A la Libération, la première hypothèse fut rapidement écartée. Par contre, la seconde, connue un peu plus tard, fut pire que tout ce que l'on pouvait s'imaginer !
La Résistance, chacun le sait aujourd'hui, était composée de plusieurs courants : gaullistes, giraudistes, communistes, socialistes et chrétiens, etc… Chacun d'entre eux avait son organisation propre. Le Général DE GAULLE, inquiet de cette division -et surtout de l'importance des maquis de la Résistance animée par le Parti Communiste- chargea Jean MOULIN d'unifier l'ensemble des mouvements de la Résistance.
Le 27 Mai 1943 eut lieu la première réunion du Conseil National de la Résistance qui se tint clandestinement à PARIS. Jean MOULIN réussit non sans mal sa mission, car beaucoup avaient des divergences sur le programme à établir. Quoi qu'il en soit, un premier pas était franchi vers l'unification des différents courants de Résistants : le Conseil National de la Résistance. Toutefois, chacun gardait son organisation propre jusqu'à la Libération (c'est important pour comprendre la suite de l'affaire).
MARTIGUES ne fit pas exception à la règle nationale où plusieurs courants existaient, dont voici les principaux, sans sous-estimer les autres.
Le plus important était issu du Parti Communiste et de la C.G.T., avec son bras armé les F.T.P.F. (Francs Tireurs et Partisans Français), ainsi que le Front National (pas celui d'aujourd'hui, cela va sans dire !), également animé par le P.C., mais différencié afin de recruter davantage de patriotes non communistes.
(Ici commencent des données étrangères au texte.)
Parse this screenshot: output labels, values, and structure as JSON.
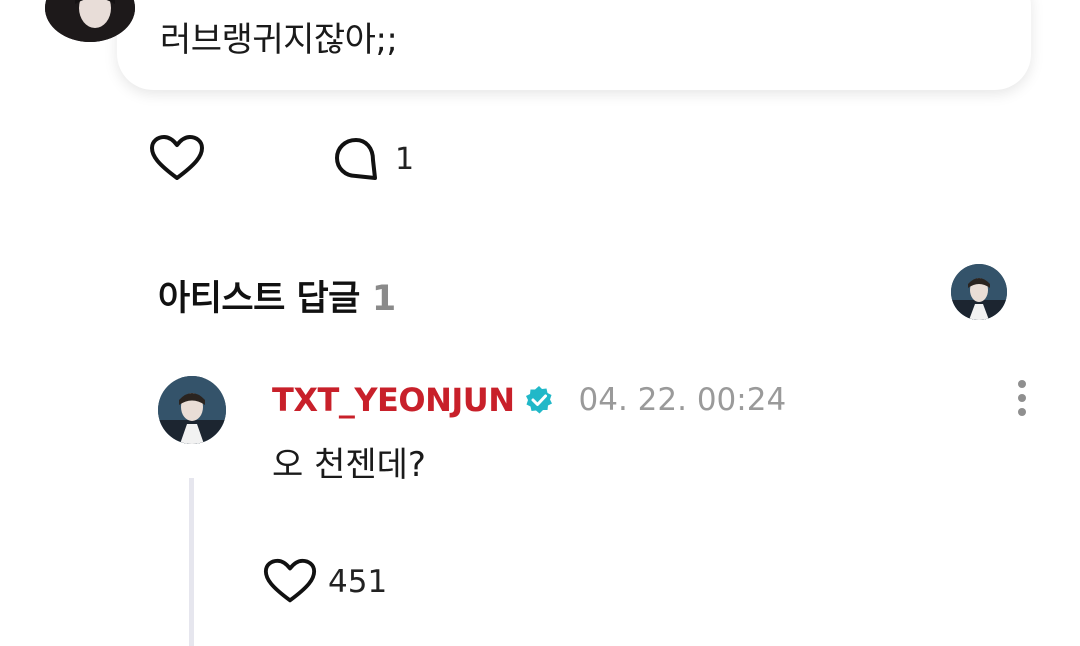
{
  "post": {
    "text": "러브랭귀지잖아;;",
    "comment_count": "1"
  },
  "artist_replies": {
    "title": "아티스트 답글",
    "count": "1"
  },
  "reply": {
    "author": "TXT_YEONJUN",
    "timestamp": "04. 22. 00:24",
    "text": "오 천젠데?",
    "like_count": "451"
  },
  "colors": {
    "author": "#c8202a",
    "verified": "#21b8c8",
    "muted": "#9a9a9a"
  },
  "icons": {
    "like": "heart-icon",
    "comment": "speech-bubble-icon",
    "verified": "verified-badge-icon",
    "more": "more-vertical-icon"
  }
}
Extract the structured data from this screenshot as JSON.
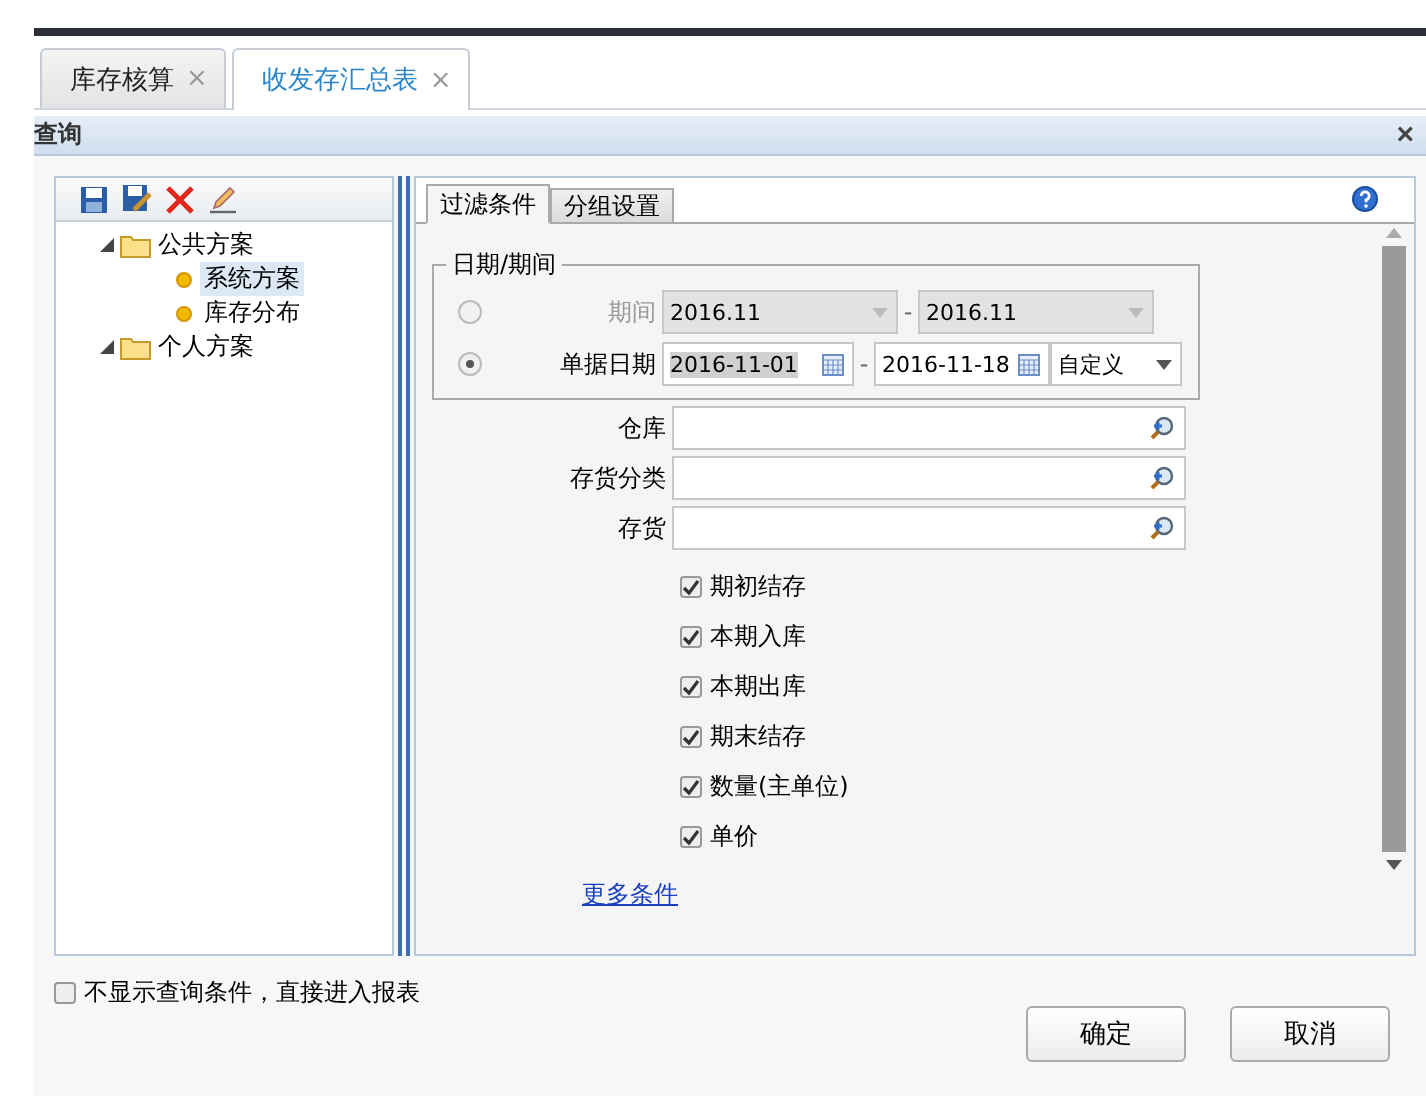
{
  "tabs": [
    {
      "label": "库存核算",
      "selected": false,
      "close": "×"
    },
    {
      "label": "收发存汇总表",
      "selected": true,
      "close": "×"
    }
  ],
  "dialog": {
    "title": "查询",
    "close": "×"
  },
  "scheme_tree": [
    {
      "label": "公共方案",
      "expanded": true,
      "children": [
        {
          "label": "系统方案",
          "selected": true
        },
        {
          "label": "库存分布",
          "selected": false
        }
      ]
    },
    {
      "label": "个人方案",
      "expanded": true
    }
  ],
  "filter_tabs": [
    {
      "label": "过滤条件",
      "selected": true
    },
    {
      "label": "分组设置",
      "selected": false
    }
  ],
  "date_group": {
    "legend": "日期/期间",
    "rows": [
      {
        "kind": "period",
        "selected": false,
        "disabled": true,
        "label": "期间",
        "from": "2016.11",
        "separator": "-",
        "to": "2016.11"
      },
      {
        "kind": "date",
        "selected": true,
        "disabled": false,
        "label": "单据日期",
        "from": "2016-11-01",
        "separator": "-",
        "to": "2016-11-18",
        "range": "自定义"
      }
    ]
  },
  "fields": [
    {
      "label": "仓库"
    },
    {
      "label": "存货分类"
    },
    {
      "label": "存货"
    }
  ],
  "options": [
    {
      "label": "期初结存",
      "checked": true
    },
    {
      "label": "本期入库",
      "checked": true
    },
    {
      "label": "本期出库",
      "checked": true
    },
    {
      "label": "期末结存",
      "checked": true
    },
    {
      "label": "数量(主单位)",
      "checked": true
    },
    {
      "label": "单价",
      "checked": true
    }
  ],
  "more_link": "更多条件",
  "skip_option": {
    "label": "不显示查询条件，直接进入报表",
    "checked": false
  },
  "buttons": [
    "确定",
    "取消"
  ]
}
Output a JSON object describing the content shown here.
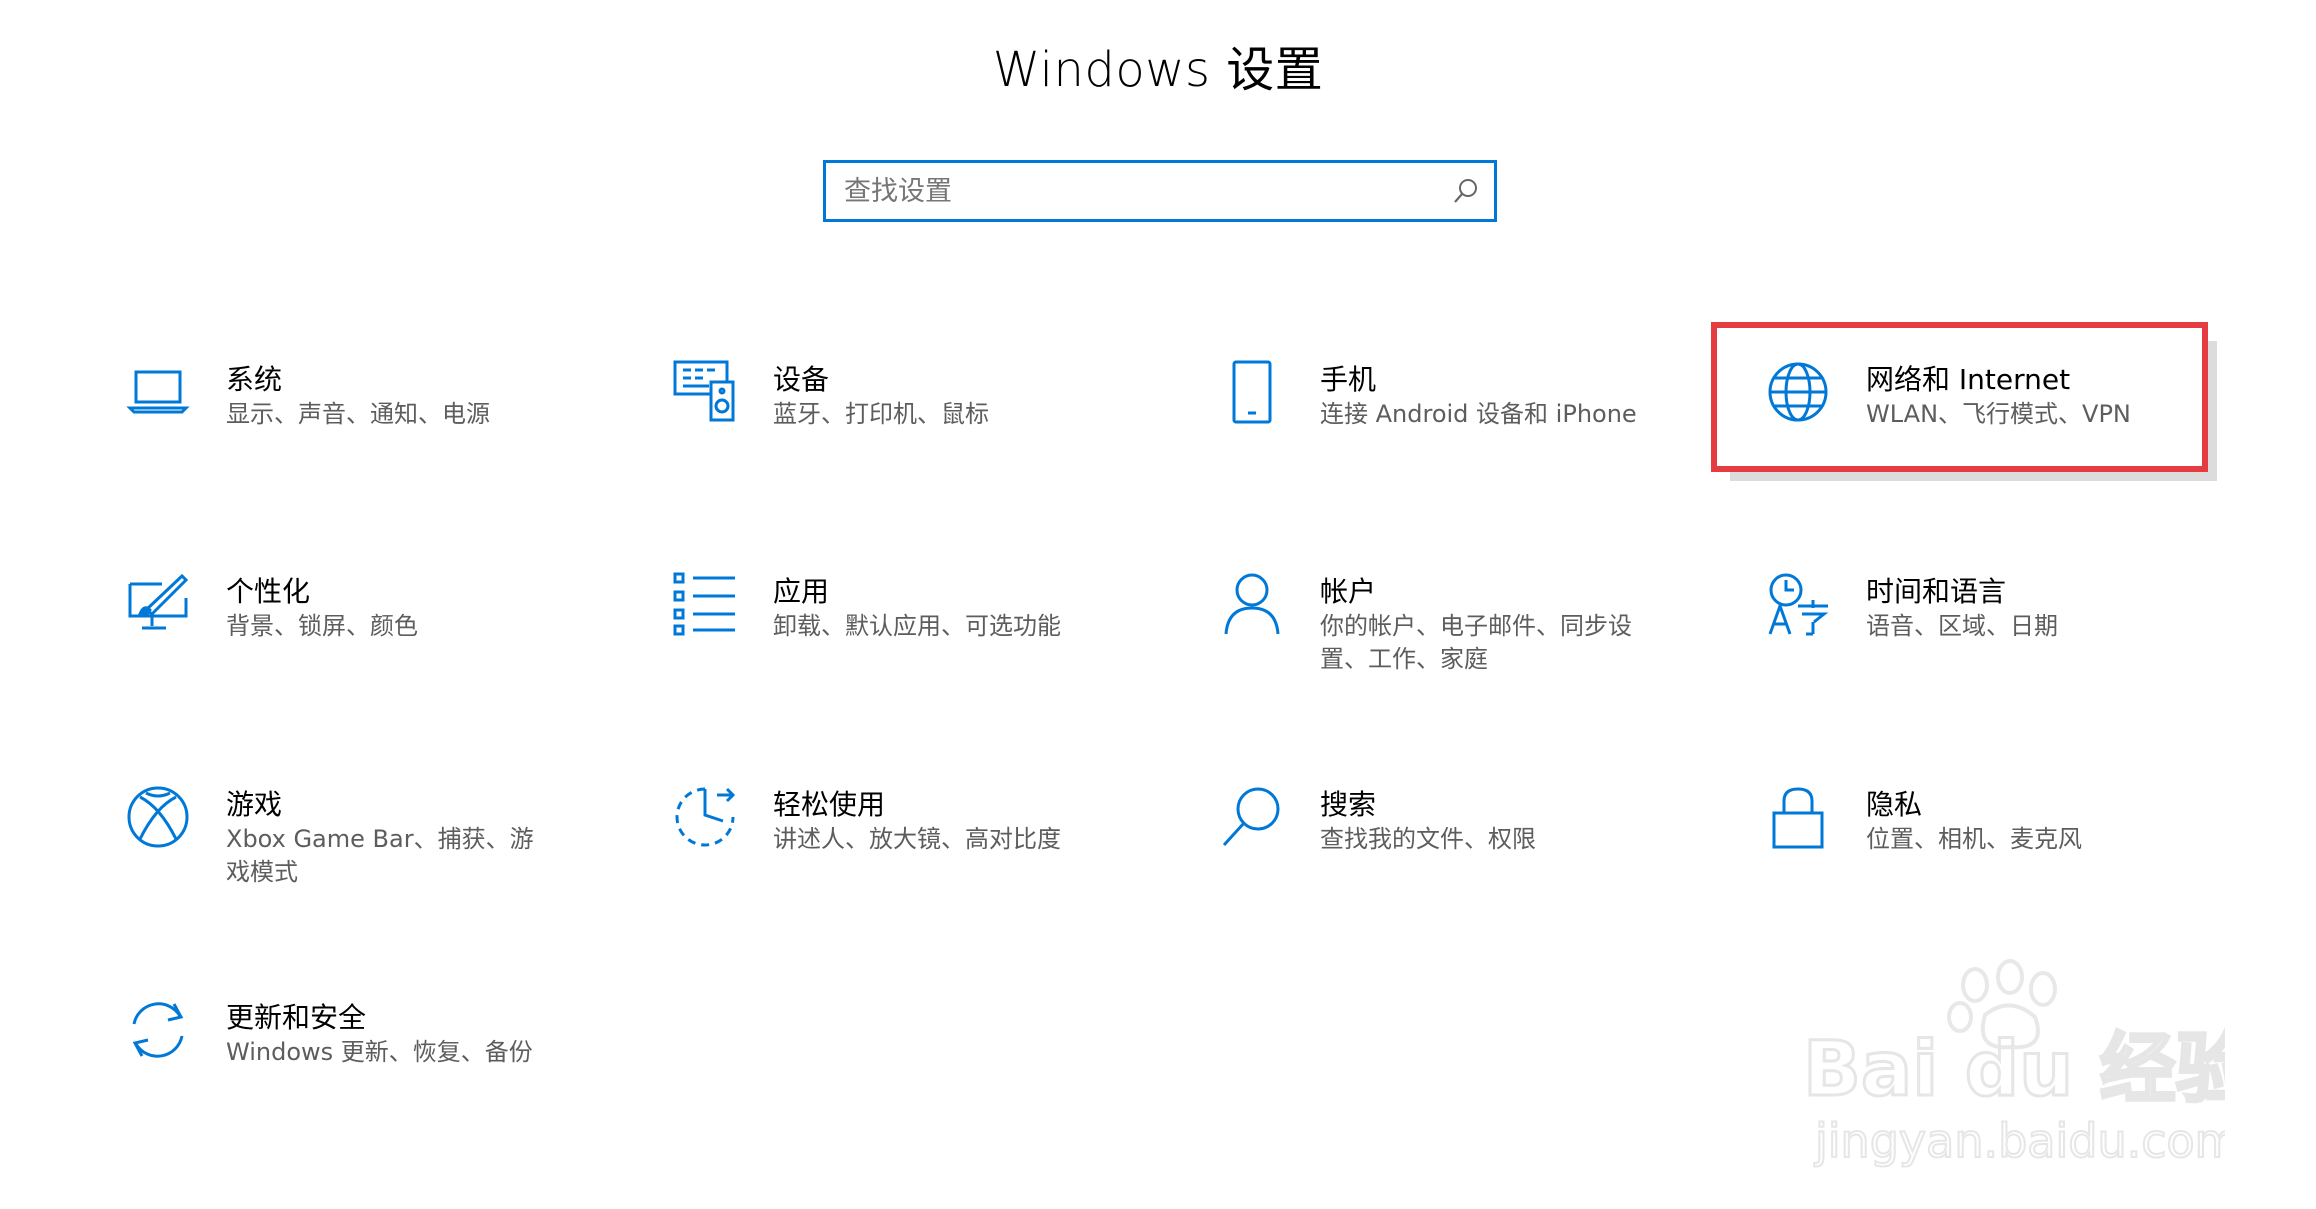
{
  "window": {
    "title": "Windows 设置"
  },
  "search": {
    "placeholder": "查找设置",
    "value": ""
  },
  "tiles": [
    {
      "title": "系统",
      "desc": "显示、声音、通知、电源",
      "icon": "laptop-icon"
    },
    {
      "title": "设备",
      "desc": "蓝牙、打印机、鼠标",
      "icon": "devices-icon"
    },
    {
      "title": "手机",
      "desc": "连接 Android 设备和 iPhone",
      "icon": "phone-icon"
    },
    {
      "title": "网络和 Internet",
      "desc": "WLAN、飞行模式、VPN",
      "icon": "globe-icon"
    },
    {
      "title": "个性化",
      "desc": "背景、锁屏、颜色",
      "icon": "personalization-icon"
    },
    {
      "title": "应用",
      "desc": "卸载、默认应用、可选功能",
      "icon": "apps-list-icon"
    },
    {
      "title": "帐户",
      "desc": "你的帐户、电子邮件、同步设置、工作、家庭",
      "icon": "person-icon"
    },
    {
      "title": "时间和语言",
      "desc": "语音、区域、日期",
      "icon": "time-language-icon"
    },
    {
      "title": "游戏",
      "desc": "Xbox Game Bar、捕获、游戏模式",
      "icon": "xbox-icon"
    },
    {
      "title": "轻松使用",
      "desc": "讲述人、放大镜、高对比度",
      "icon": "ease-of-access-icon"
    },
    {
      "title": "搜索",
      "desc": "查找我的文件、权限",
      "icon": "search-magnifier-icon"
    },
    {
      "title": "隐私",
      "desc": "位置、相机、麦克风",
      "icon": "lock-icon"
    },
    {
      "title": "更新和安全",
      "desc": "Windows 更新、恢复、备份",
      "icon": "sync-icon"
    }
  ],
  "watermark": {
    "brand": "Bai du 经验",
    "url": "jingyan.baidu.com"
  },
  "colors": {
    "accent": "#0078d7",
    "highlight": "#e53c42",
    "description_text": "#5d5d5d"
  }
}
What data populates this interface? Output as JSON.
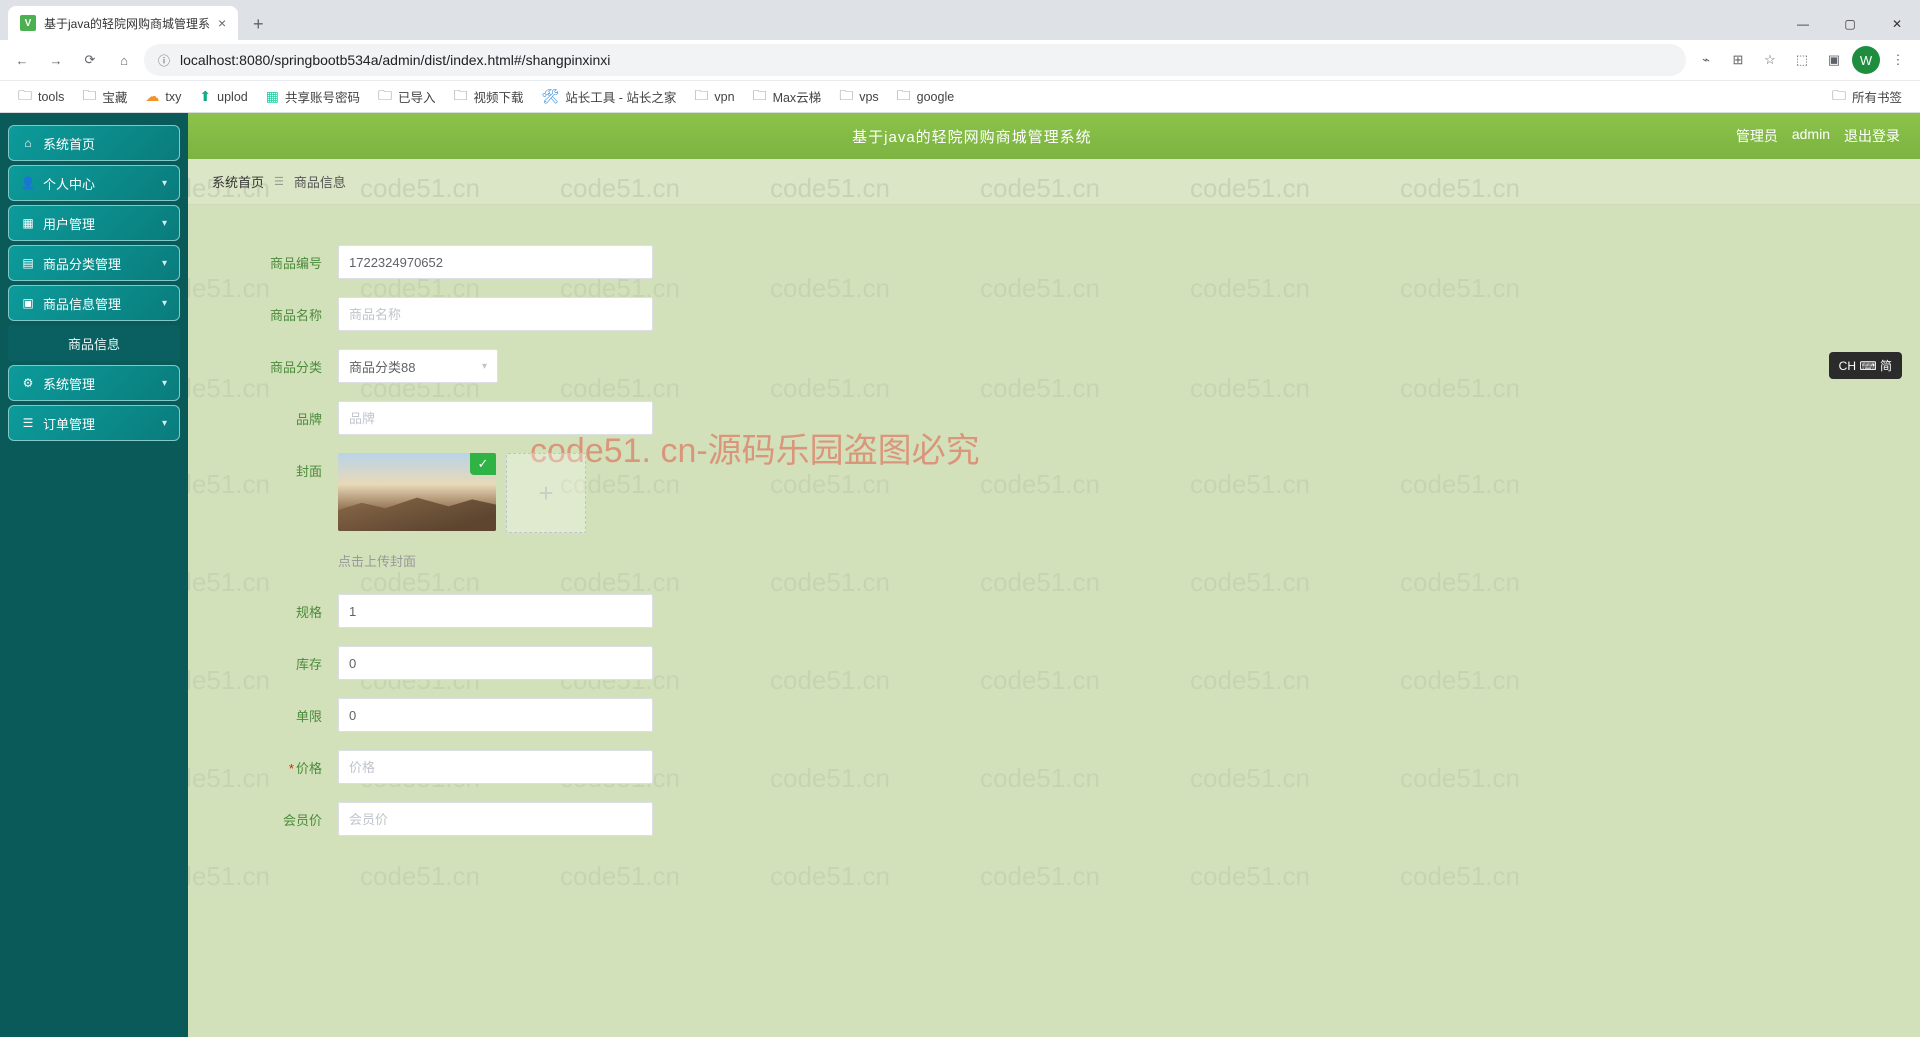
{
  "browser": {
    "tab_title": "基于java的轻院网购商城管理系",
    "url": "localhost:8080/springbootb534a/admin/dist/index.html#/shangpinxinxi",
    "new_tab": "+",
    "bookmarks": [
      {
        "icon": "folder",
        "label": "tools"
      },
      {
        "icon": "folder",
        "label": "宝藏"
      },
      {
        "icon": "cloud",
        "label": "txy",
        "color": "#f0932b"
      },
      {
        "icon": "up",
        "label": "uplod",
        "color": "#10ac84"
      },
      {
        "icon": "sheet",
        "label": "共享账号密码",
        "color": "#1dd1a1"
      },
      {
        "icon": "folder",
        "label": "已导入"
      },
      {
        "icon": "folder",
        "label": "视频下载"
      },
      {
        "icon": "tool",
        "label": "站长工具 - 站长之家",
        "color": "#2e86de"
      },
      {
        "icon": "folder",
        "label": "vpn"
      },
      {
        "icon": "folder",
        "label": "Max云梯"
      },
      {
        "icon": "folder",
        "label": "vps"
      },
      {
        "icon": "folder",
        "label": "google"
      }
    ],
    "bookmark_right": "所有书签",
    "profile_letter": "W"
  },
  "app": {
    "header_title": "基于java的轻院网购商城管理系统",
    "header_user_role": "管理员",
    "header_user_name": "admin",
    "header_logout": "退出登录",
    "sidebar": [
      {
        "icon": "home",
        "label": "系统首页",
        "sub": false,
        "expand": false
      },
      {
        "icon": "user",
        "label": "个人中心",
        "sub": false,
        "expand": true
      },
      {
        "icon": "grid",
        "label": "用户管理",
        "sub": false,
        "expand": true
      },
      {
        "icon": "category",
        "label": "商品分类管理",
        "sub": false,
        "expand": true
      },
      {
        "icon": "info",
        "label": "商品信息管理",
        "sub": false,
        "expand": true
      },
      {
        "icon": "",
        "label": "商品信息",
        "sub": true,
        "expand": false
      },
      {
        "icon": "gear",
        "label": "系统管理",
        "sub": false,
        "expand": true
      },
      {
        "icon": "order",
        "label": "订单管理",
        "sub": false,
        "expand": true
      }
    ],
    "breadcrumb": {
      "home": "系统首页",
      "current": "商品信息"
    },
    "form": {
      "product_id_label": "商品编号",
      "product_id_value": "1722324970652",
      "product_name_label": "商品名称",
      "product_name_placeholder": "商品名称",
      "category_label": "商品分类",
      "category_value": "商品分类88",
      "brand_label": "品牌",
      "brand_placeholder": "品牌",
      "cover_label": "封面",
      "upload_hint": "点击上传封面",
      "spec_label": "规格",
      "spec_value": "1",
      "stock_label": "库存",
      "stock_value": "0",
      "limit_label": "单限",
      "limit_value": "0",
      "price_label": "价格",
      "price_placeholder": "价格",
      "member_price_label": "会员价",
      "member_price_placeholder": "会员价"
    }
  },
  "watermark": {
    "text": "code51.cn",
    "warning": "code51. cn-源码乐园盗图必究"
  },
  "ime": "CH ⌨ 简"
}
Le second, le M.U.R. (Mouvement Unifié de la Résistance) comprenait des gaullistes, des giraudistes (ex officiers de l'armée française), des socialistes, des radicaux chrétiens, etc…
En Juin 1943, fut créé à Martigues le Comité de Résistance de Martigues, avec :
GALDY Georges qui représentait le Front National,
LOMBARD Paul-Baptistinqui représentait la C.G.T. et le P.C.,
CHALVE Aldéric qui représentait les M.U.R.
Chacun gardait pour autant son indépendance.
Ces 2 groupes poursuivaient le même but, libérer notre pays, mais avaient des divergences sur la tactique à employer.
Le P.C. et le F.N. souhaitaient une action plus engagée, tandis que le M.U.R. la voulait plus attentiste.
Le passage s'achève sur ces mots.